Step into the serene confines of the Noe Valley Clinic, and you might mistakenly think you'd wandered into a day spa instead of a neighborhood doctor's office. A wood-paneled waiting area features inviting leather seats, slick track lighting, and walls hung with art by expressionistic painter Ross Lindsay.

"A lot of the look and feel is designed to be more aesthetically pleasing to patients," explains clinic owner Tom Lee, who also owns the Metropolitan Medical Group on Sutter Street and plans to open a third clinic in the Embarcadero Center this month.

But the attractive interiors of this neighborhood newcomer, which officially opened at the corner of 23rd and Sanchez streets on Nov. 10, aren't the only thing that sets this healthcare provider apart from a traditional medical practice.
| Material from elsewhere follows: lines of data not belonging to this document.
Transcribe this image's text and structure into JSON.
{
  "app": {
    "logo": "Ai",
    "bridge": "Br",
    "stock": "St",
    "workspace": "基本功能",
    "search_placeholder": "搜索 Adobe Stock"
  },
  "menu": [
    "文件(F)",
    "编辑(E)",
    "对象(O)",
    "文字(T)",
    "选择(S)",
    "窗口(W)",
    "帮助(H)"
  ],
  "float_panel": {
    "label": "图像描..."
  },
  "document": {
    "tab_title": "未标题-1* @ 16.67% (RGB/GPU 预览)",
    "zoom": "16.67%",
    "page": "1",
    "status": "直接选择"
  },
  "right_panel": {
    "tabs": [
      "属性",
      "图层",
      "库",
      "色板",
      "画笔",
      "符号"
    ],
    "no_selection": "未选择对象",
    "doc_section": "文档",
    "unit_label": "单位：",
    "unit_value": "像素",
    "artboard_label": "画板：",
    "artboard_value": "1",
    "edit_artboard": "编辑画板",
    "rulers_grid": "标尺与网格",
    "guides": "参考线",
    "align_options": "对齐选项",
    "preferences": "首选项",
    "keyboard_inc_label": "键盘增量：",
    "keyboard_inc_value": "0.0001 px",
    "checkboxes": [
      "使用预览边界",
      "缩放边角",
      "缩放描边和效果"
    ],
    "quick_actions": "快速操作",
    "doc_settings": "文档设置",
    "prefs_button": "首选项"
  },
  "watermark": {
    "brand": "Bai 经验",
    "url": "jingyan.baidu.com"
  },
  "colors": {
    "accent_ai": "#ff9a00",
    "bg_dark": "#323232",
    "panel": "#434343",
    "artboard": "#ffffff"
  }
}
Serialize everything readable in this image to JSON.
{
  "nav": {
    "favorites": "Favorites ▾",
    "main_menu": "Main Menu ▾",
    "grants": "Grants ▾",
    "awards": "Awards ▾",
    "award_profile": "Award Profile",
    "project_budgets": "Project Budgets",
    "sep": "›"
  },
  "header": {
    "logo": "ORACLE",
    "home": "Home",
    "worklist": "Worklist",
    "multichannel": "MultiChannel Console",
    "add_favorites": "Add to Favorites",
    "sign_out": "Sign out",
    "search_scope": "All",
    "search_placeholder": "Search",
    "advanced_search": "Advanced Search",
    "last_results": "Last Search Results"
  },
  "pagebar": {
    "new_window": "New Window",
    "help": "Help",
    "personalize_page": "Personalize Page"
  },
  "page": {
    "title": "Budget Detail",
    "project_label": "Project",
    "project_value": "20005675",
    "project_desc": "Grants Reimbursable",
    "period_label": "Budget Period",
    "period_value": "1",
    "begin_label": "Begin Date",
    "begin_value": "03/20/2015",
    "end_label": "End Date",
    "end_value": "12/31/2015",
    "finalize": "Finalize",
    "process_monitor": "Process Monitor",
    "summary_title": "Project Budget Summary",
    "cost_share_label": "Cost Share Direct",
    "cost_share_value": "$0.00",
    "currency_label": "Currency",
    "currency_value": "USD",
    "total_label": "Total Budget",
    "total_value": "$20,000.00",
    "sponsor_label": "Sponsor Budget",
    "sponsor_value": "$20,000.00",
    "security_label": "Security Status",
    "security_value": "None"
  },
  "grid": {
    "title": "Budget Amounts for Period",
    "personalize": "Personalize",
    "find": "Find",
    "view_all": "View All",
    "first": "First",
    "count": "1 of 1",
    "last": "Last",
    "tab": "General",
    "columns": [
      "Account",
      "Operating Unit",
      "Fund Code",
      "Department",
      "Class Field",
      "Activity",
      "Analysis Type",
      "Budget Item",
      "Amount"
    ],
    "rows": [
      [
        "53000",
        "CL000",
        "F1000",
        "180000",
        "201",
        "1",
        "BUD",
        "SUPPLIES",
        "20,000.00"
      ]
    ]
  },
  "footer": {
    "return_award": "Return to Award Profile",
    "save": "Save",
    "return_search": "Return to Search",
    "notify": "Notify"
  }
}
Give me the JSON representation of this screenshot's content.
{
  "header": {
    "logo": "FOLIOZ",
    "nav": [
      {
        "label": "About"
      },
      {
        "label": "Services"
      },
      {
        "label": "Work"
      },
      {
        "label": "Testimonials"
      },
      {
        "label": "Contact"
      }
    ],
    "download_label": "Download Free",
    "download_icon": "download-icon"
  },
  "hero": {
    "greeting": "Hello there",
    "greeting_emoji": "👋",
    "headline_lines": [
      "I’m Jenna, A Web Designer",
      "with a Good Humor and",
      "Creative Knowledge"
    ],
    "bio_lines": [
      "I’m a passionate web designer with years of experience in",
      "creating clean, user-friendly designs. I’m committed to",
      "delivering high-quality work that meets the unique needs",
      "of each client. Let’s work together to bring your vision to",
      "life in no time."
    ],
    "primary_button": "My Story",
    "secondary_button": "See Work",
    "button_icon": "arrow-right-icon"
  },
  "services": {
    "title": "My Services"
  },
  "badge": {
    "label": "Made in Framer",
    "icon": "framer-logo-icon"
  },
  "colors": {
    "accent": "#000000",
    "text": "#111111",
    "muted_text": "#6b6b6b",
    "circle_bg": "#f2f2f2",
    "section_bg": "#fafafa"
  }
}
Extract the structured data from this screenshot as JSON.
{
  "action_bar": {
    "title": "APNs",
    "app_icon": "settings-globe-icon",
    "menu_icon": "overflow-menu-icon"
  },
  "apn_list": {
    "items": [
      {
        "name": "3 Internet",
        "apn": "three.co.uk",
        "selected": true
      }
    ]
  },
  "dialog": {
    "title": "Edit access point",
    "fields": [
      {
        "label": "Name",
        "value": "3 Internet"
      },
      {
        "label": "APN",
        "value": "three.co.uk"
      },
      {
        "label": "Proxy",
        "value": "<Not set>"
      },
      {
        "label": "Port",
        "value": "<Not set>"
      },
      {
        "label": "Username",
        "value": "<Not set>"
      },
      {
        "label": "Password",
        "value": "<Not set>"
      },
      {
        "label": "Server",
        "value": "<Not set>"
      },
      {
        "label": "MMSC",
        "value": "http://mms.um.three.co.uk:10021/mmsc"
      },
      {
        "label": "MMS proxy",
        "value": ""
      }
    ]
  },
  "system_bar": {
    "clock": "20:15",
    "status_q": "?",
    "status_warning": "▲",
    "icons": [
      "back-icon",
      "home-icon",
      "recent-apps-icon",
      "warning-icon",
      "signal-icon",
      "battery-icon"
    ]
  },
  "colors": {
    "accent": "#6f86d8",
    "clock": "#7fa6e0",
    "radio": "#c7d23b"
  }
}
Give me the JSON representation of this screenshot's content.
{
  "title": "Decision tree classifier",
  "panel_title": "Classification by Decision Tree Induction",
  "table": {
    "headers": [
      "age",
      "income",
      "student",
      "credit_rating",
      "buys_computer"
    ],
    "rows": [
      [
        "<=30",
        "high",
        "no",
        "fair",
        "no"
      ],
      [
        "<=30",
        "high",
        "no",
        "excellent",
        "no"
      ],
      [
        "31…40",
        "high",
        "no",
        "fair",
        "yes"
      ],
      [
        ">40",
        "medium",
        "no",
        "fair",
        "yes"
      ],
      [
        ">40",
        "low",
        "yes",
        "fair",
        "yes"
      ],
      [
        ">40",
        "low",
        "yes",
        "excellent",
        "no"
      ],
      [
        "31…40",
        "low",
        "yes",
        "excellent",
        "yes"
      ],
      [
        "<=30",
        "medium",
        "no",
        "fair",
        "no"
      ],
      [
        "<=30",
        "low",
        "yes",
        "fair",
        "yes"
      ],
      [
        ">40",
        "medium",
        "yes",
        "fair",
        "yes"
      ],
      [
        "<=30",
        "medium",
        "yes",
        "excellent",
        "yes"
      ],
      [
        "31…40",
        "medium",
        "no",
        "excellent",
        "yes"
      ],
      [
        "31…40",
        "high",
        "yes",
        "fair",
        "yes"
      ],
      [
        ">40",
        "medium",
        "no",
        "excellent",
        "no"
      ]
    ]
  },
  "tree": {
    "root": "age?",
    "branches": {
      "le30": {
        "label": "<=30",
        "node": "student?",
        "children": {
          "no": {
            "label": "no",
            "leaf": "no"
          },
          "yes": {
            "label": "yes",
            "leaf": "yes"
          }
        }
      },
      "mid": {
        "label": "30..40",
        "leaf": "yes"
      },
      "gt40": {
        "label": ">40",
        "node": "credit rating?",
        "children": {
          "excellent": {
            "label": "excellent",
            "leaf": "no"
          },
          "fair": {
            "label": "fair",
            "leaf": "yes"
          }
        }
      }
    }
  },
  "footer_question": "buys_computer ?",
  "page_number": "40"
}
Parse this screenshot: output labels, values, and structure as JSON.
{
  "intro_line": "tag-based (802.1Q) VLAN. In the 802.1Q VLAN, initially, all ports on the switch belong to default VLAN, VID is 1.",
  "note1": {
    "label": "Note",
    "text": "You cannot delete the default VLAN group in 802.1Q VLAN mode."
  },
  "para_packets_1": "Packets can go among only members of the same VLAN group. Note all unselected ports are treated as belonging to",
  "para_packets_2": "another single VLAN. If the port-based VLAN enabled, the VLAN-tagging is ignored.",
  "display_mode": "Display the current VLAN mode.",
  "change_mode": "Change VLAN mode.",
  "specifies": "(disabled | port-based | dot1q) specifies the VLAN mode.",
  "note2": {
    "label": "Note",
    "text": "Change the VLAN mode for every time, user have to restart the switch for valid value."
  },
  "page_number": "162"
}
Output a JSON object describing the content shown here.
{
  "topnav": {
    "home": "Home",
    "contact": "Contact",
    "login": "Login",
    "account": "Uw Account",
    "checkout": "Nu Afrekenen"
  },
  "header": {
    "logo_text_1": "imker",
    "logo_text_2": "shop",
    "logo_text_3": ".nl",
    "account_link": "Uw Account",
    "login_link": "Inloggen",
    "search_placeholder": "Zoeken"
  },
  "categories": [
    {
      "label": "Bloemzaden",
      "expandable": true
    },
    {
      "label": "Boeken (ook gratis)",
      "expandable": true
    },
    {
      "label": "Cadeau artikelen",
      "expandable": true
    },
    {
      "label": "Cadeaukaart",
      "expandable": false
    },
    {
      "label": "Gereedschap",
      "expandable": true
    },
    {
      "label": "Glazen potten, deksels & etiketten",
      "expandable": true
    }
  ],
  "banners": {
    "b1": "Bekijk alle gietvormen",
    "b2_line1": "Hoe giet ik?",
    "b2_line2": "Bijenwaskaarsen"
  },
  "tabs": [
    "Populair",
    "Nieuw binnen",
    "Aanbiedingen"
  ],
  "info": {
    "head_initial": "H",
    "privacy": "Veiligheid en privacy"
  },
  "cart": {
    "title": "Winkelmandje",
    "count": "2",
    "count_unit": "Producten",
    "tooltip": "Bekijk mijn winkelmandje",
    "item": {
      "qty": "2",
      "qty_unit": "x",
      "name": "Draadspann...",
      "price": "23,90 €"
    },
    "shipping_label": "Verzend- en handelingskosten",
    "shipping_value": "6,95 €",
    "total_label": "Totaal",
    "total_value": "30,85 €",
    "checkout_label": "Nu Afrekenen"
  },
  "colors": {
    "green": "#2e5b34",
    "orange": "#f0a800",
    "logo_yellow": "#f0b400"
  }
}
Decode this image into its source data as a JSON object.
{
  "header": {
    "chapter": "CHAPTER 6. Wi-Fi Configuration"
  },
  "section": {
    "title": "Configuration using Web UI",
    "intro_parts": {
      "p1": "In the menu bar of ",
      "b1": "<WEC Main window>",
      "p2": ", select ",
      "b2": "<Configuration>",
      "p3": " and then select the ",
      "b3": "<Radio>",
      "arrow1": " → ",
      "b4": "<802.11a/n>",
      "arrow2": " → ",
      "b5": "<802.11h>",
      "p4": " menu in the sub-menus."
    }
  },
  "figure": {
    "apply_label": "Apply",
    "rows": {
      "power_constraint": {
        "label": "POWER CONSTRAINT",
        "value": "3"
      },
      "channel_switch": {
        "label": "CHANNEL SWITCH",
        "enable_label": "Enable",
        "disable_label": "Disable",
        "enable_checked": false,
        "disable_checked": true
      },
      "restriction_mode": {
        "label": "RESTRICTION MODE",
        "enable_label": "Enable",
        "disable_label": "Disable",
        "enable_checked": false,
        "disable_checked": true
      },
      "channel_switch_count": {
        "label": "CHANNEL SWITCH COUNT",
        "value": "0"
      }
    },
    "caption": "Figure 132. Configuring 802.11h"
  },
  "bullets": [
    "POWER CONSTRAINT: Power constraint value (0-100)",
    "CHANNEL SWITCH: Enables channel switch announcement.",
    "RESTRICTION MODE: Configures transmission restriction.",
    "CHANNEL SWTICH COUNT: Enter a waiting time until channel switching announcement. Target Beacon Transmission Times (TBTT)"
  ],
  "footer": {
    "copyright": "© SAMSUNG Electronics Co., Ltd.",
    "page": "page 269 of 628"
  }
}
On top of insurance copayments, patients pay the clinic an additional annual fee ($129). In return, patients receive perks like same-day appointment scheduling, longer doctor-patient consultations, email access to doctors and health records, an online prescription refill service, and the benefit of non-physician, in-house healthcare providers who offer a bevy of additional services, from acupuncture to nutritional counseling.

"We have a half-hour to sit down and talk and come up with a treatment plan that works for [the patient]," says lead clinician Jade Schechter, M.D.

Along with Schechter and the clinic's other physician, Jenny-Viva Collisson, the in-house team consists of nutritionist Julie Matthews, acupuncture and Chinese herbal medicine practitioners Michelle Kuroda and Jeannie Bianchi, nurse practitioner Valerie Sobel, and naturopathic healthcare providers Shaila Schwartz and Alex Tan.

Instead of the traditional referral method, the clinic aims to meet more of a patient's needs under one roof.

"It's a different service philosophy," Lee says.

The clinic specializes in general preventive and acute medical care for adults and accepts Medicare and most PPO and HMO health insurance plans. Uninsured adults who pay the clinic's membership fee will pay $80 per visit, while non-members pay $125 per visit.

The Noe Valley Clinic is open 9 a.m. to 6 p.m., Monday through Friday, and 10 a.m. to 2 p.m. on Saturday. Early morning and evening hours are available by appointment.